Seguimos, por fim, em mais uma edição errática, delineando o trajeto aos poucos. Que possamos permanecer abertas e curiosas. Que as experiências partilhadas aqui possam ser lembradas – e transformadas. Que a educação audiovisual – em sua ambivalência e ousadia – fuja do controle; em constante questionamento e reinvenção.
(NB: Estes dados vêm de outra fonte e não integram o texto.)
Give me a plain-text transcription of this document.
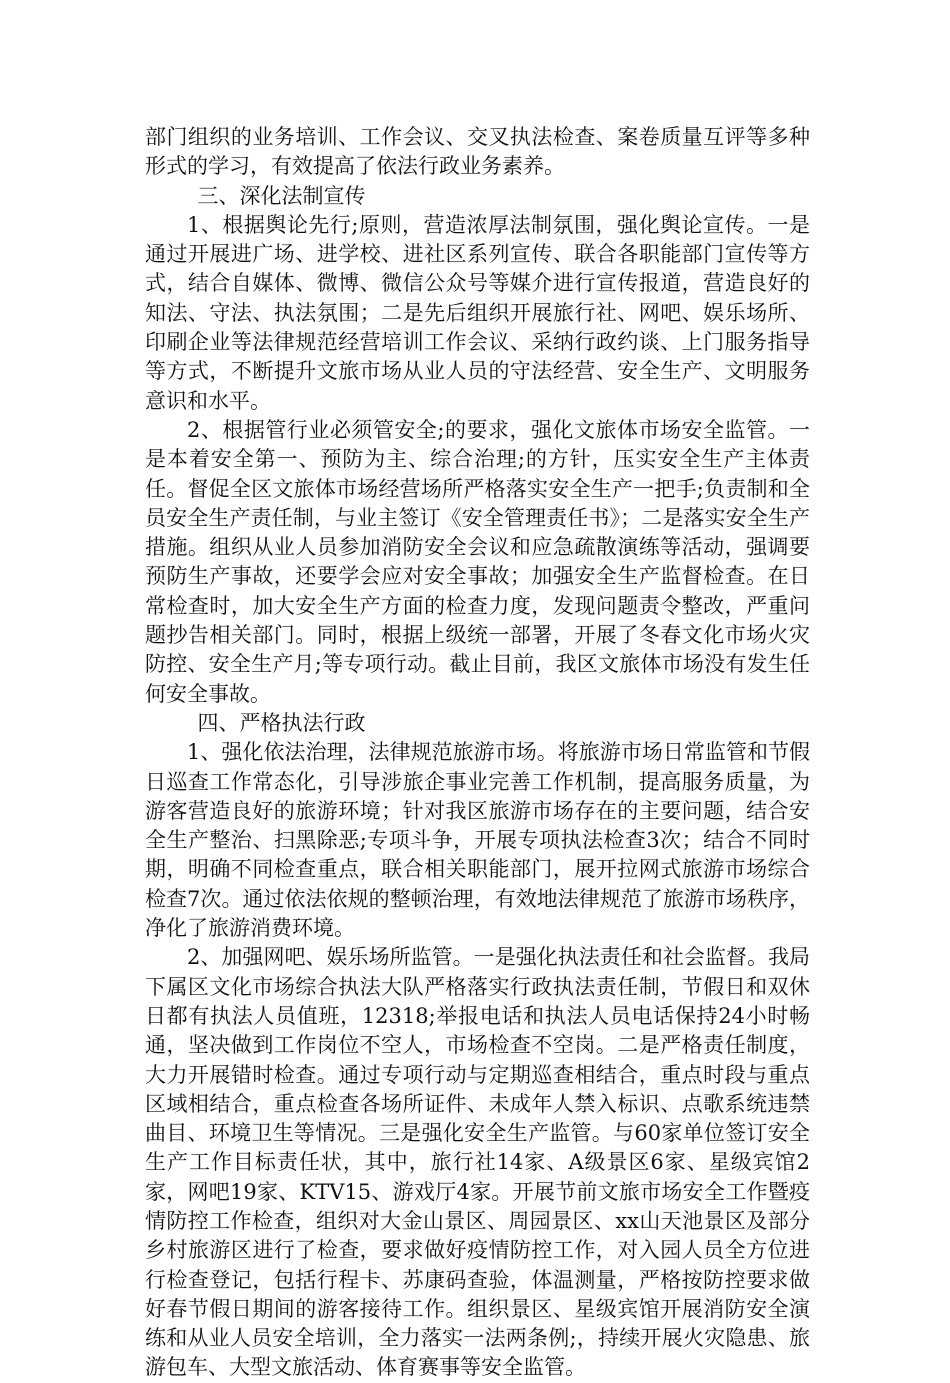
部门组织的业务培训、工作会议、交叉执法检查、案卷质量互评等多种形式的学习，有效提高了依法行政业务素养。

三、深化法制宣传

1、根据舆论先行;原则，营造浓厚法制氛围，强化舆论宣传。一是通过开展进广场、进学校、进社区系列宣传、联合各职能部门宣传等方式，结合自媒体、微博、微信公众号等媒介进行宣传报道，营造良好的知法、守法、执法氛围；二是先后组织开展旅行社、网吧、娱乐场所、印刷企业等法律规范经营培训工作会议、采纳行政约谈、上门服务指导等方式，不断提升文旅市场从业人员的守法经营、安全生产、文明服务意识和水平。

2、根据管行业必须管安全;的要求，强化文旅体市场安全监管。一是本着安全第一、预防为主、综合治理;的方针，压实安全生产主体责任。督促全区文旅体市场经营场所严格落实安全生产一把手;负责制和全员安全生产责任制，与业主签订《安全管理责任书》；二是落实安全生产措施。组织从业人员参加消防安全会议和应急疏散演练等活动，强调要预防生产事故，还要学会应对安全事故；加强安全生产监督检查。在日常检查时，加大安全生产方面的检查力度，发现问题责令整改，严重问题抄告相关部门。同时，根据上级统一部署，开展了冬春文化市场火灾防控、安全生产月;等专项行动。截止目前，我区文旅体市场没有发生任何安全事故。

四、严格执法行政

1、强化依法治理，法律规范旅游市场。将旅游市场日常监管和节假日巡查工作常态化，引导涉旅企事业完善工作机制，提高服务质量，为游客营造良好的旅游环境；针对我区旅游市场存在的主要问题，结合安全生产整治、扫黑除恶;专项斗争，开展专项执法检查3次；结合不同时期，明确不同检查重点，联合相关职能部门，展开拉网式旅游市场综合检查7次。通过依法依规的整顿治理，有效地法律规范了旅游市场秩序，净化了旅游消费环境。

2、加强网吧、娱乐场所监管。一是强化执法责任和社会监督。我局下属区文化市场综合执法大队严格落实行政执法责任制，节假日和双休日都有执法人员值班，12318;举报电话和执法人员电话保持24小时畅通，坚决做到工作岗位不空人，市场检查不空岗。二是严格责任制度，大力开展错时检查。通过专项行动与定期巡查相结合，重点时段与重点区域相结合，重点检查各场所证件、未成年人禁入标识、点歌系统违禁曲目、环境卫生等情况。三是强化安全生产监管。与60家单位签订安全生产工作目标责任状，其中，旅行社14家、A级景区6家、星级宾馆2家，网吧19家、KTV15、游戏厅4家。开展节前文旅市场安全工作暨疫情防控工作检查，组织对大金山景区、周园景区、xx山天池景区及部分乡村旅游区进行了检查，要求做好疫情防控工作，对入园人员全方位进行检查登记，包括行程卡、苏康码查验，体温测量，严格按防控要求做好春节假日期间的游客接待工作。组织景区、星级宾馆开展消防安全演练和从业人员安全培训，全力落实一法两条例;，持续开展火灾隐患、旅游包车、大型文旅活动、体育赛事等安全监管。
Que, errantes, possamos abrir caminho.

Boa leitura!
Tatiana del Gadelha.

  1. Aqui, me refiro ao autor de Entre grades e garranchos: cinema, socioeducação e identidade. ↩︎


em memória de

Lindinalvo Natividade

Lindinalvo Natividade, carinhosamente conhecido como Mestre Lindi, sempre iniciava seus cumprimentos falando: “Bom dia, meu quilombo!”. Morador de Barra Mansa, costumava dizer que possuía algumas vidas: a profissional, a acadêmica, e a espiritual. E, como bom capoeirista, era todo protegido por Oyá, sempre carre- gando um sorriso erê. O professor de educação física, capoeirista e doutorando faleceu em 2021 vitimado pela Covid-19. Este capoeira, engajado na luta por uma edu- cação antirracista, deixou a roda mais cedo. Um mestre guerreiro que, tão jovem, ancestralizou!